Phillies win on rolling thunder
PHILADELPHIA – Eric Bruntlett thought back over those last dozen or so strides, the ones that carried them all a day further into late October and brought delirium again to South Philly, that brought World Series honor to a 30-foot roller.
“It feels like I should be running faster,” he said. “It feels like a long 90 feet at that point.”
Three outs shy of three games, the Philadelphia Phillies and Tampa Bay Rays had played to within those 90 feet of each other. They’d drawn in two cities and whoever else cared to watch. They’d endured distracted umpiring and periodically leaden bats, a 91-minute rain delay and a Game 3 that drifted entirely too near Sunday’s kickoff one stadium over.

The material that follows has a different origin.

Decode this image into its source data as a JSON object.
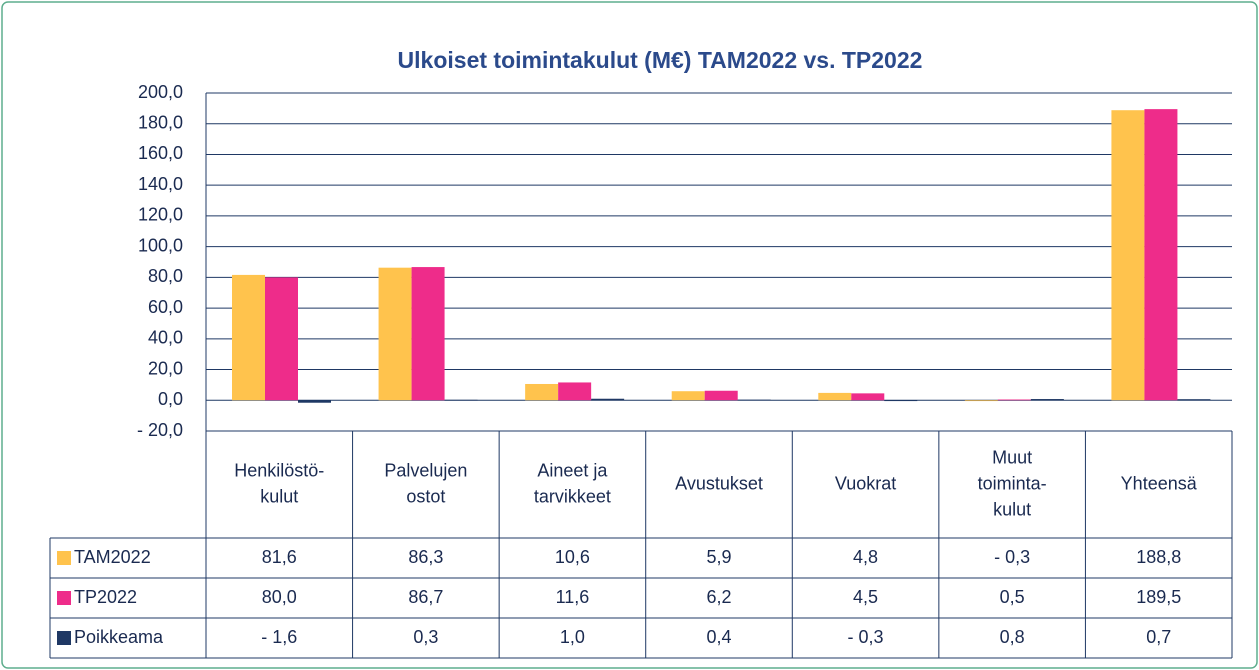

It was then that Grant Balfour threw the pitch he believed would strike out Carlos Ruiz. And then that Ruiz swung, believing an entirely functional fly ball would follow. And then that Bruntlett, who’d come into the game to play defense and secure a three-run lead that dissolved anyway, measured his lead from third, not risking a pickoff but still desperate for every inch. He eyed the third baseman, Evan Longoria, and leaned a little more.
The score was tied. The bases were backed up with Phillies. Six Rays crowded Ruiz. A seventh, Dioner Navarro, squatted in his shadow.

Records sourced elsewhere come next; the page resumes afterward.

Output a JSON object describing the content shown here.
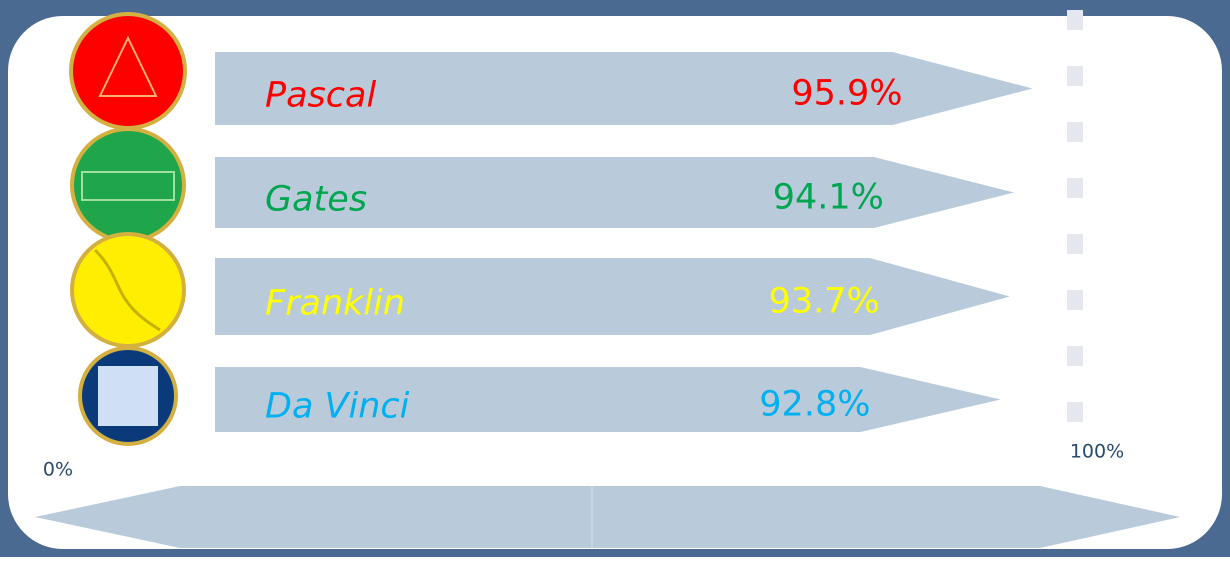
{
  "chart_data": {
    "type": "bar",
    "orientation": "horizontal",
    "categories": [
      "Pascal",
      "Gates",
      "Franklin",
      "Da Vinci"
    ],
    "values": [
      95.9,
      94.1,
      93.7,
      92.8
    ],
    "value_labels": [
      "95.9%",
      "94.1%",
      "93.7%",
      "92.8%"
    ],
    "colors": [
      "#ff0000",
      "#00a650",
      "#ffff00",
      "#00b0f0"
    ],
    "bar_color": "#b9cada",
    "xlim": [
      0,
      100
    ],
    "xticks": [
      {
        "value": 0,
        "label": "0%"
      },
      {
        "value": 100,
        "label": "100%"
      }
    ]
  }
}
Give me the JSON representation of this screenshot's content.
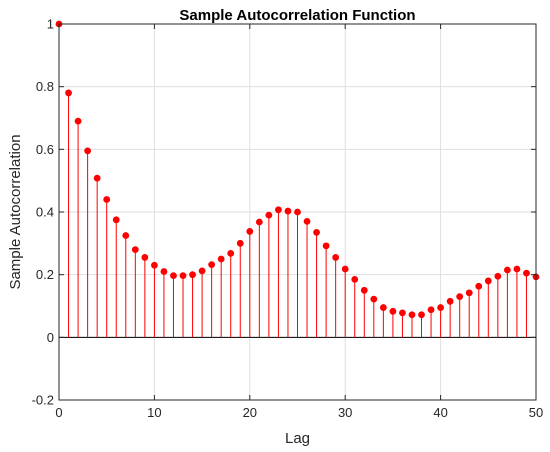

What Ruiz swung for was hard contact. What he got instead was just enough contact, just north of center on that fastball, which spun into the wet grass at Citizens Bank Park, bringing Bruntlett and Longoria toward home plate together.
“It kind of feels like it’s all in slow motion,” Bruntlett said.
Only a series of incalculable events had gotten Bruntlett that far. The ninth inning began with Rays left-hander J.P. Howell missing the strike zone with two pitches, looping a curveball for a strike, then looping the next one into Bruntlett’s left hamstring. Balfour took Howell’s place and threw his second pitch off the brick wall behind Navarro. Bruntlett left first base for what he presumed would be an easy 90 feet. Except Navarro had the ball and was throwing toward second.
“I was a little nervous,” Bruntlett said.
Navarro’s throw tailed and rolled into center field. Bruntlett continued to third. Rays manager Joe Maddon had two batters walked intentionally to load the bases and summoned from the outfield Ben Zobrist, who changed to an infielder’s glove and stood between his second baseman and shortstop.
The final six pitches could have been played in an area the size of one of the clubhouses.
So, Ruiz swung. And so, a few seconds later, did the series. The Phillies have two more games at home. Cole Hamels will pitch the second of the two. And if the Rays didn’t think about that at that moment, they surely have by now.
Ruiz looked over his shoulder on the way to first base. Matt Stairs, who would have hit next, rushed to the dirt behind home plate, knowing he’d have to direct Bruntlett left or right. Bruntlett eyed Navarro, looking for a way to the plate, left or right. Longoria reached for the ball and looked for a way around Bruntlett, left or right. Navarro stood as tall as he could, knowing there was no left or right, just Longoria and the ball and Bruntlett, all in a row.
“So,” he said, “I just stood in the middle and waited.”
Bruntlett came. The ball, he knew, would chase him.
“Um, I mean, really just good fortune on their part,” Longoria said. “[Ruiz] couldn’t have picked up that ball and rolled it in a better spot.”
He shoved the ball toward Navarro.
Bruntlett caught a glimpse as it passed over his head, then Navarro’s, then Stairs’.
“As soon as the ball comes out of his hand, I knew,” Stairs said. “It was a great play, a hard flip. He almost makes an unbelievable play.”
Navarro knew he could not leave his feet, could not separate from the plate.
“If I could have caught it, it was going to be a really close play,” he said. “I don’t know.”
A second baseman-turned-catcher long ago, a transition gone well enough that he’s viewed as a defensive catcher, Ruiz stood 15 minutes later before his locker, sweat still beaded on his forehead. He’d homered in the second inning, long before his better-known and more powerful teammates – Chase Utley and Ryan Howard – had pushed the Phillies’ lead to 4-1 with back-to-back home runs in the sixth. They’d almost certainly made a winner of 45-year-old Jamie Moyer, who’d pitched magnificently. They hadn’t even needed a hit with a runner in scoring position – again – not with solo home runs and more solid pitching and just enough defense.
But what a thousand feet of home runs could not achieve, 30 feet of precision and circumstance had.
Ruiz swung hard and let Bruntlett run hard, just enough of both to make the Phillies 5-4 winners, to end a long day in the cool early morning.
“I was thinking about a fly ball to the outfield,” Ruiz said. “It didn’t work.”
Of course it did.
The Phillies had their second hit with a runner in scoring position in the three games. They had their 2-1 Series lead.
He thought for a moment of the ball that left his bat, how it seemed for that moment to not be enough.
“When I turned around, though,” he said, “it was a great moment.”